In short, top marks for construction, and it’s certainly famed for a reason, but it’s just not my bag.

Rating: 7.5/10

Poirot ranking: 14th of 38

#26 - Towards Zero26. Towards Zero (1944)

In which Superintendent Battle comes across a familial murder.

Superintendent Battle makes his final appearance in Christie’s canon in this nifty little novel, published toward the end of WWII. I’ve always liked Battle, who – like Japp before him – is a thoughtful investigator whose books fit him like a glove.

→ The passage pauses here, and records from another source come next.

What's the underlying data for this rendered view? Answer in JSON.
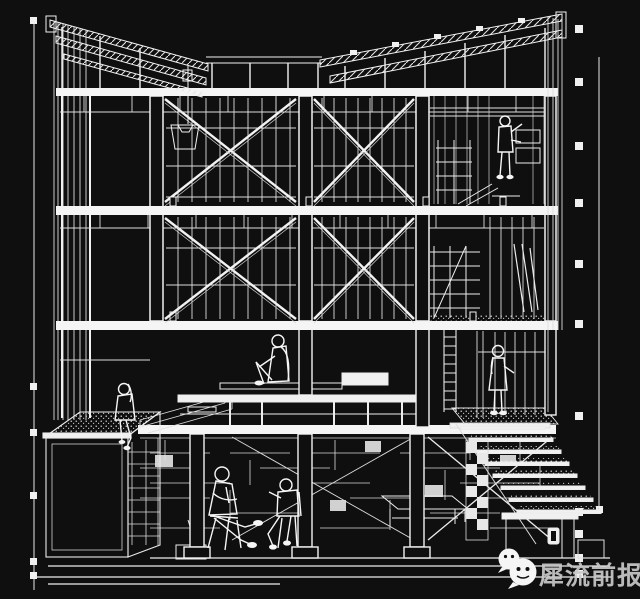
{
  "colors": {
    "background": "#0f0f0f",
    "line": "#f2f2f2",
    "solid": "#f5f5f5",
    "watermark_text": "#c9c9c9",
    "wechat_bubble": "#f5f5f5",
    "wechat_face": "#101010"
  },
  "watermark": {
    "text": "犀流前报",
    "icon": "wechat-icon"
  },
  "drawing": {
    "kind": "architectural-sectional-perspective",
    "figures": [
      {
        "label": "person-climbing-shelves"
      },
      {
        "label": "woman-sitting-on-platform"
      },
      {
        "label": "girl-sitting-on-roof-garden"
      },
      {
        "label": "woman-standing-by-ladder"
      },
      {
        "label": "man-seated-left"
      },
      {
        "label": "man-seated-right"
      }
    ]
  }
}
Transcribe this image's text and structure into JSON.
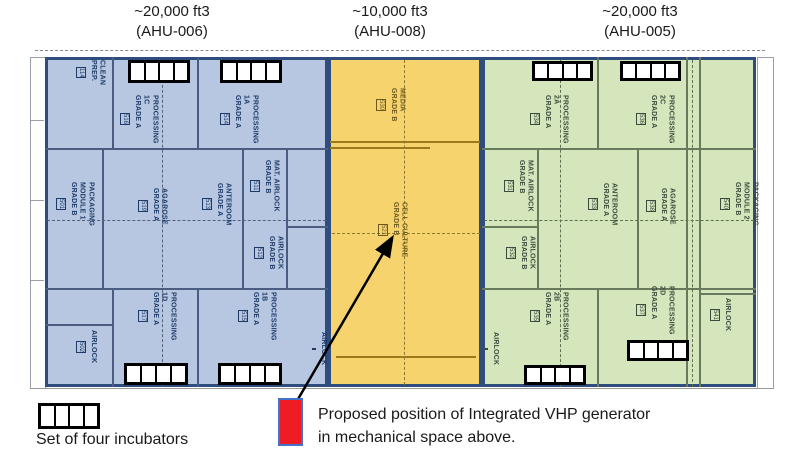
{
  "header": {
    "ahu_labels": [
      {
        "volume": "~20,000 ft3",
        "unit": "(AHU-006)"
      },
      {
        "volume": "~10,000 ft3",
        "unit": "(AHU-008)"
      },
      {
        "volume": "~20,000 ft3",
        "unit": "(AHU-005)"
      }
    ]
  },
  "floorplan": {
    "zones": [
      {
        "name": "AHU-006 zone",
        "rooms": [
          {
            "label": "CLEAN\nPREP.",
            "number": "114"
          },
          {
            "label": "PROCESSING\n1C\nGRADE A",
            "number": "516"
          },
          {
            "label": "PROCESSING\n1A\nGRADE A",
            "number": "514"
          },
          {
            "label": "PACKAGING\nMODULE 1\nGRADE B",
            "number": "501"
          },
          {
            "label": "AGAROSE\nGRADE A",
            "number": "519"
          },
          {
            "label": "ANTEROOM\nGRADE A",
            "number": "513"
          },
          {
            "label": "MAT. AIRLOCK\nGRADE B",
            "number": "511"
          },
          {
            "label": "AIRLOCK\nGRADE B",
            "number": "512"
          },
          {
            "label": "PROCESSING\n1D\nGRADE A",
            "number": "517"
          },
          {
            "label": "PROCESSING\n1B\nGRADE A",
            "number": "515"
          },
          {
            "label": "AIRLOCK",
            "number": "502"
          },
          {
            "label": "AIRLOCK",
            "number": ""
          }
        ]
      },
      {
        "name": "AHU-008 zone",
        "rooms": [
          {
            "label": "MEDIA\nGRADE B",
            "number": "530"
          },
          {
            "label": "CELL CULTURE\nGRADE B",
            "number": "521"
          }
        ]
      },
      {
        "name": "AHU-005 zone",
        "rooms": [
          {
            "label": "PROCESSING\n2A\nGRADE A",
            "number": "534"
          },
          {
            "label": "PROCESSING\n2C\nGRADE A",
            "number": "536"
          },
          {
            "label": "MAT. AIRLOCK\nGRADE B",
            "number": "531"
          },
          {
            "label": "AIRLOCK\nGRADE B",
            "number": "532"
          },
          {
            "label": "ANTEROOM\nGRADE A",
            "number": "533"
          },
          {
            "label": "AGAROSE\nGRADE A",
            "number": "538"
          },
          {
            "label": "PACKAGING\nMODULE 2\nGRADE B",
            "number": "540"
          },
          {
            "label": "PROCESSING\n2B\nGRADE A",
            "number": "535"
          },
          {
            "label": "PROCESSING\n2D\nGRADE A",
            "number": "537"
          },
          {
            "label": "AIRLOCK",
            "number": "541"
          },
          {
            "label": "AIRLOCK",
            "number": ""
          }
        ]
      }
    ]
  },
  "legend": {
    "incubator_label": "Set of four incubators",
    "vhp_label": "Proposed position of Integrated VHP generator\nin mechanical space above."
  },
  "icons": {
    "incubator_set": "set-of-four-incubators",
    "vhp_marker": "red-rectangle",
    "arrow": "black-arrow-to-cell-culture"
  },
  "colors": {
    "blue_zone_fill": "#b7c7e2",
    "yellow_zone_fill": "#f7d36e",
    "green_zone_fill": "#d5e6bd",
    "zone_border": "#2e4d7e",
    "blue_wall": "#4a5d80",
    "yellow_wall": "#9b7a1c",
    "green_wall": "#68795c",
    "blue_text": "#1d3b66",
    "yellow_text": "#6e5a1e",
    "green_text": "#3c4a3c",
    "vhp_marker_red": "#ee1c25",
    "vhp_marker_border": "#4472c4",
    "incubator_black": "#000000",
    "arrow_black": "#000000"
  }
}
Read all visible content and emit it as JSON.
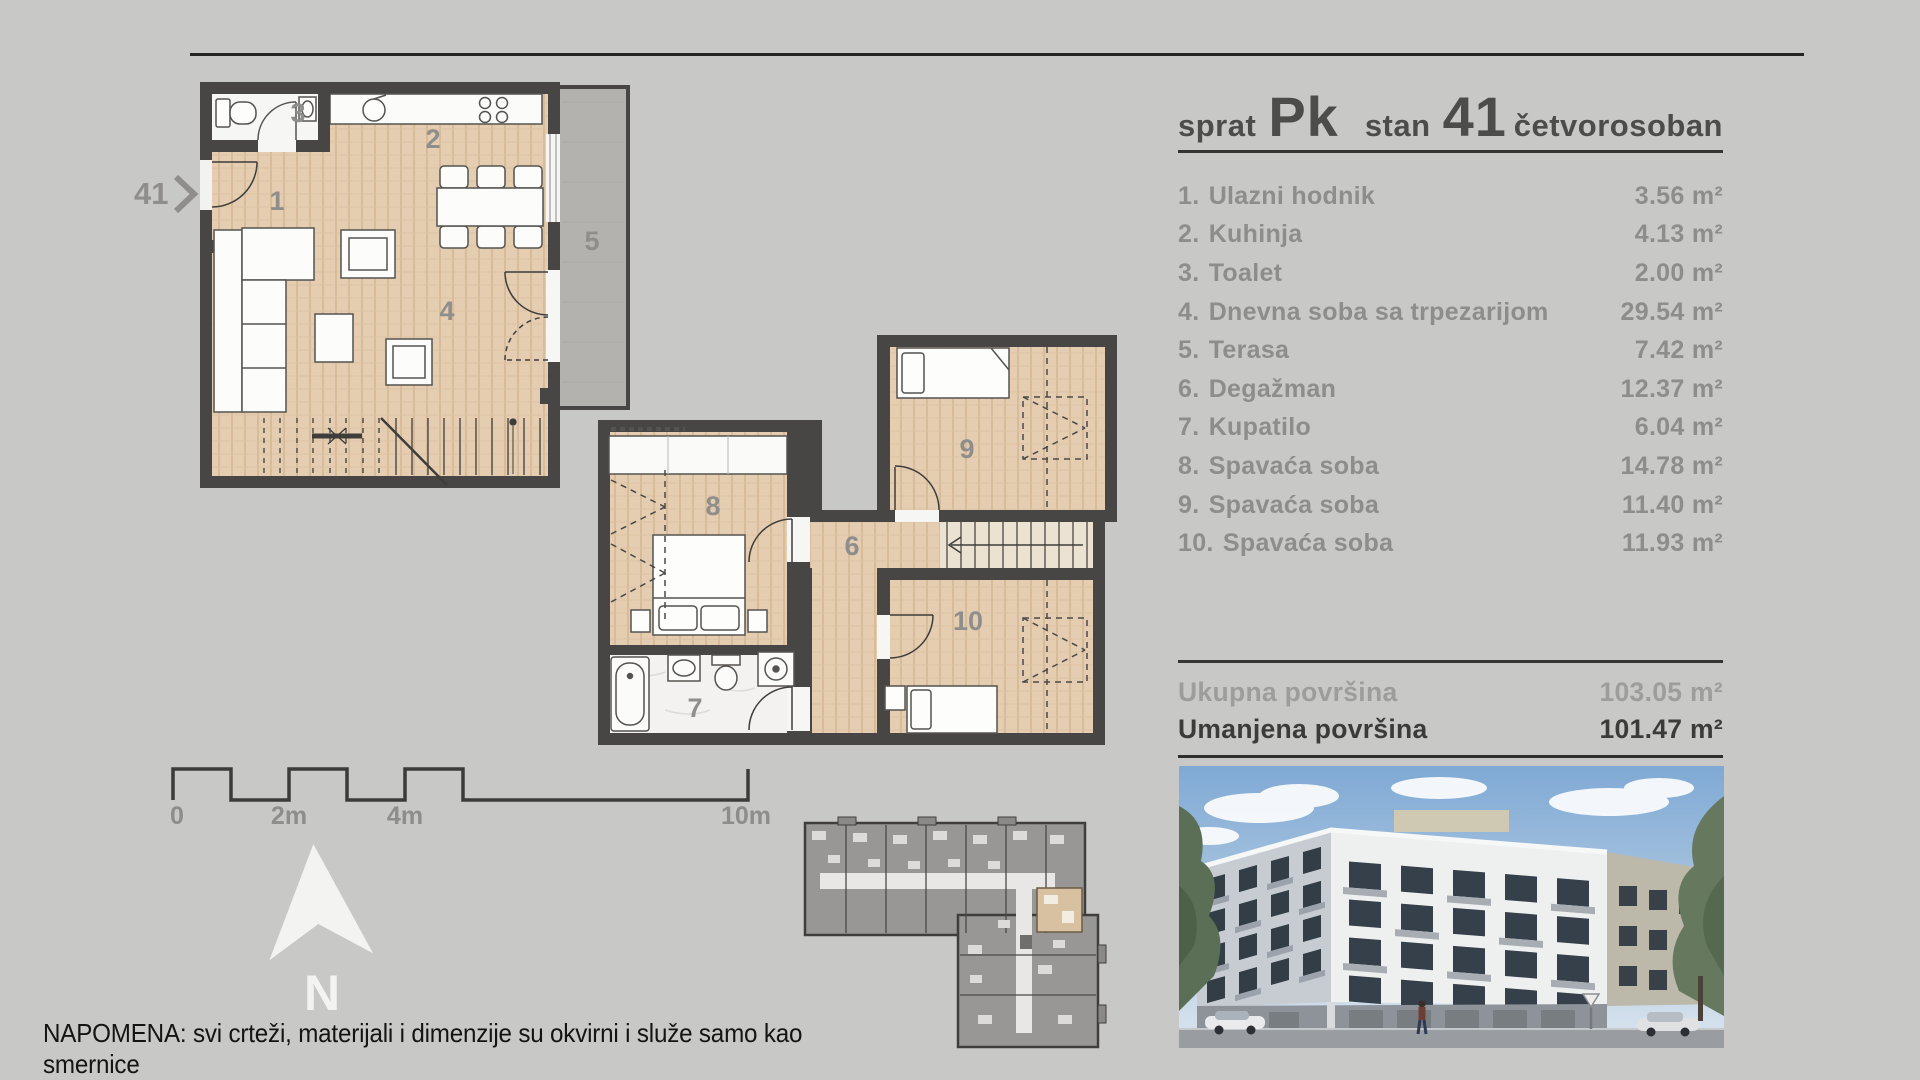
{
  "title": {
    "sprat_label": "sprat",
    "sprat_value": "Pk",
    "stan_label": "stan",
    "stan_value": "41",
    "type": "četvorosoban"
  },
  "rooms": [
    {
      "num": "1.",
      "name": "Ulazni hodnik",
      "area": "3.56 m²"
    },
    {
      "num": "2.",
      "name": "Kuhinja",
      "area": "4.13 m²"
    },
    {
      "num": "3.",
      "name": "Toalet",
      "area": "2.00 m²"
    },
    {
      "num": "4.",
      "name": "Dnevna soba sa trpezarijom",
      "area": "29.54 m²"
    },
    {
      "num": "5.",
      "name": "Terasa",
      "area": "7.42 m²"
    },
    {
      "num": "6.",
      "name": "Degažman",
      "area": "12.37 m²"
    },
    {
      "num": "7.",
      "name": "Kupatilo",
      "area": "6.04 m²"
    },
    {
      "num": "8.",
      "name": "Spavaća soba",
      "area": "14.78 m²"
    },
    {
      "num": "9.",
      "name": "Spavaća soba",
      "area": "11.40 m²"
    },
    {
      "num": "10.",
      "name": "Spavaća soba",
      "area": "11.93 m²"
    }
  ],
  "totals": {
    "gross_label": "Ukupna površina",
    "gross_value": "103.05 m²",
    "net_label": "Umanjena površina",
    "net_value": "101.47 m²"
  },
  "scalebar": {
    "labels": [
      "0",
      "2m",
      "4m",
      "10m"
    ]
  },
  "north": {
    "label": "N"
  },
  "entry": {
    "unit": "41"
  },
  "plan": {
    "upper_numbers": [
      "1",
      "2",
      "3",
      "4",
      "5"
    ],
    "lower_numbers": [
      "6",
      "7",
      "8",
      "9",
      "10"
    ]
  },
  "note": "NAPOMENA: svi crteži, materijali i dimenzije su okvirni i služe samo kao smernice",
  "colors": {
    "wall": "#474645",
    "wood_floor": "#e4cdb0",
    "terrace": "#b3b2af",
    "background": "#c8c8c6",
    "text_gray": "#8d8d8b",
    "text_dark": "#3b3b3a"
  }
}
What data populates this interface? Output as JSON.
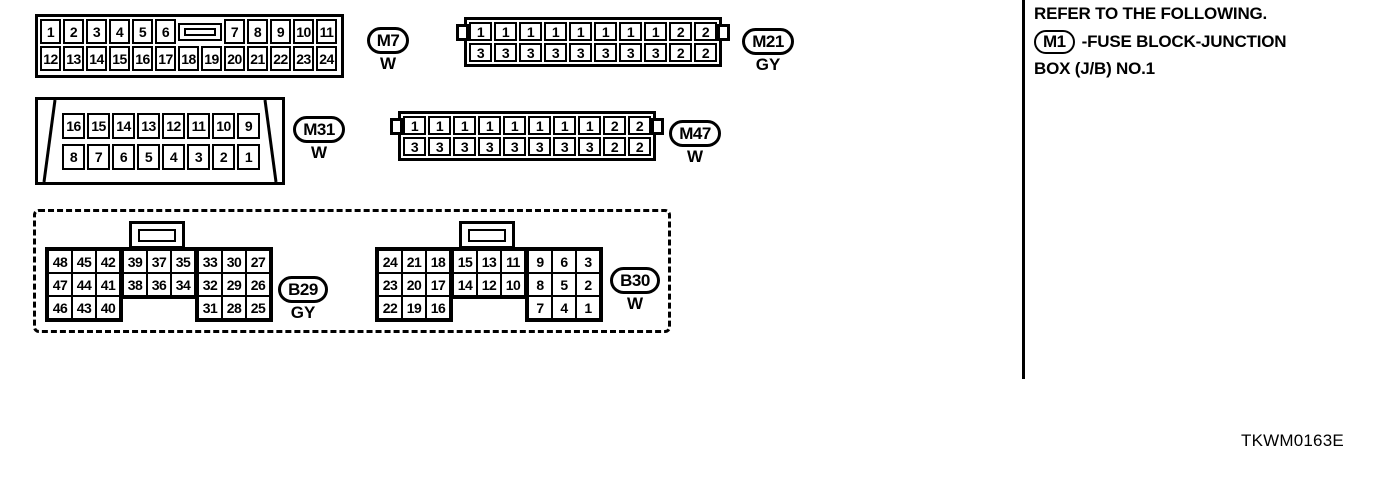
{
  "connectors": {
    "m7": {
      "label": "M7",
      "color_code": "W",
      "pins_top_left": [
        "1",
        "2",
        "3",
        "4",
        "5",
        "6"
      ],
      "pins_top_right": [
        "7",
        "8",
        "9",
        "10",
        "11"
      ],
      "pins_bottom": [
        "12",
        "13",
        "14",
        "15",
        "16",
        "17",
        "18",
        "19",
        "20",
        "21",
        "22",
        "23",
        "24"
      ]
    },
    "m21": {
      "label": "M21",
      "color_code": "GY",
      "pins_top": [
        "1",
        "1",
        "1",
        "1",
        "1",
        "1",
        "1",
        "1",
        "2",
        "2"
      ],
      "pins_bottom": [
        "3",
        "3",
        "3",
        "3",
        "3",
        "3",
        "3",
        "3",
        "2",
        "2"
      ]
    },
    "m31": {
      "label": "M31",
      "color_code": "W",
      "pins_top": [
        "16",
        "15",
        "14",
        "13",
        "12",
        "11",
        "10",
        "9"
      ],
      "pins_bottom": [
        "8",
        "7",
        "6",
        "5",
        "4",
        "3",
        "2",
        "1"
      ]
    },
    "m47": {
      "label": "M47",
      "color_code": "W",
      "pins_top": [
        "1",
        "1",
        "1",
        "1",
        "1",
        "1",
        "1",
        "1",
        "2",
        "2"
      ],
      "pins_bottom": [
        "3",
        "3",
        "3",
        "3",
        "3",
        "3",
        "3",
        "3",
        "2",
        "2"
      ]
    },
    "b29": {
      "label": "B29",
      "color_code": "GY",
      "left_block": [
        [
          "48",
          "45",
          "42"
        ],
        [
          "47",
          "44",
          "41"
        ],
        [
          "46",
          "43",
          "40"
        ]
      ],
      "middle_block": [
        [
          "39",
          "37",
          "35"
        ],
        [
          "38",
          "36",
          "34"
        ]
      ],
      "right_block": [
        [
          "33",
          "30",
          "27"
        ],
        [
          "32",
          "29",
          "26"
        ],
        [
          "31",
          "28",
          "25"
        ]
      ]
    },
    "b30": {
      "label": "B30",
      "color_code": "W",
      "left_block": [
        [
          "24",
          "21",
          "18"
        ],
        [
          "23",
          "20",
          "17"
        ],
        [
          "22",
          "19",
          "16"
        ]
      ],
      "middle_block": [
        [
          "15",
          "13",
          "11"
        ],
        [
          "14",
          "12",
          "10"
        ]
      ],
      "right_block": [
        [
          "9",
          "6",
          "3"
        ],
        [
          "8",
          "5",
          "2"
        ],
        [
          "7",
          "4",
          "1"
        ]
      ]
    }
  },
  "note": {
    "line1": "REFER TO THE FOLLOWING.",
    "ref_label": "M1",
    "ref_text_line1": "-FUSE BLOCK-JUNCTION",
    "ref_text_line2": "BOX (J/B) NO.1"
  },
  "figure_code": "TKWM0163E"
}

His previous books – The Secret of Chimneys, The Seven Dials Mystery and Murder is Easy – are all rather light affairs, but Battle is nonetheless an admirable part of the canon, and a good way of her writing a standard detective story that could still utilise a recurring character. Towards Zero is Battle’s best solo outing (although he’s lucky enough to join Poirot, Colonel Race and Ariadne Oliver in Cards on the Table), and it’s a splendid novel. Backstabbing households were always a strong point in Dame Agatha’s repertoire – we’ll see several more in the Top 25 – and the inter-relationships here are particularly well-drawn. Just genuinely a good book.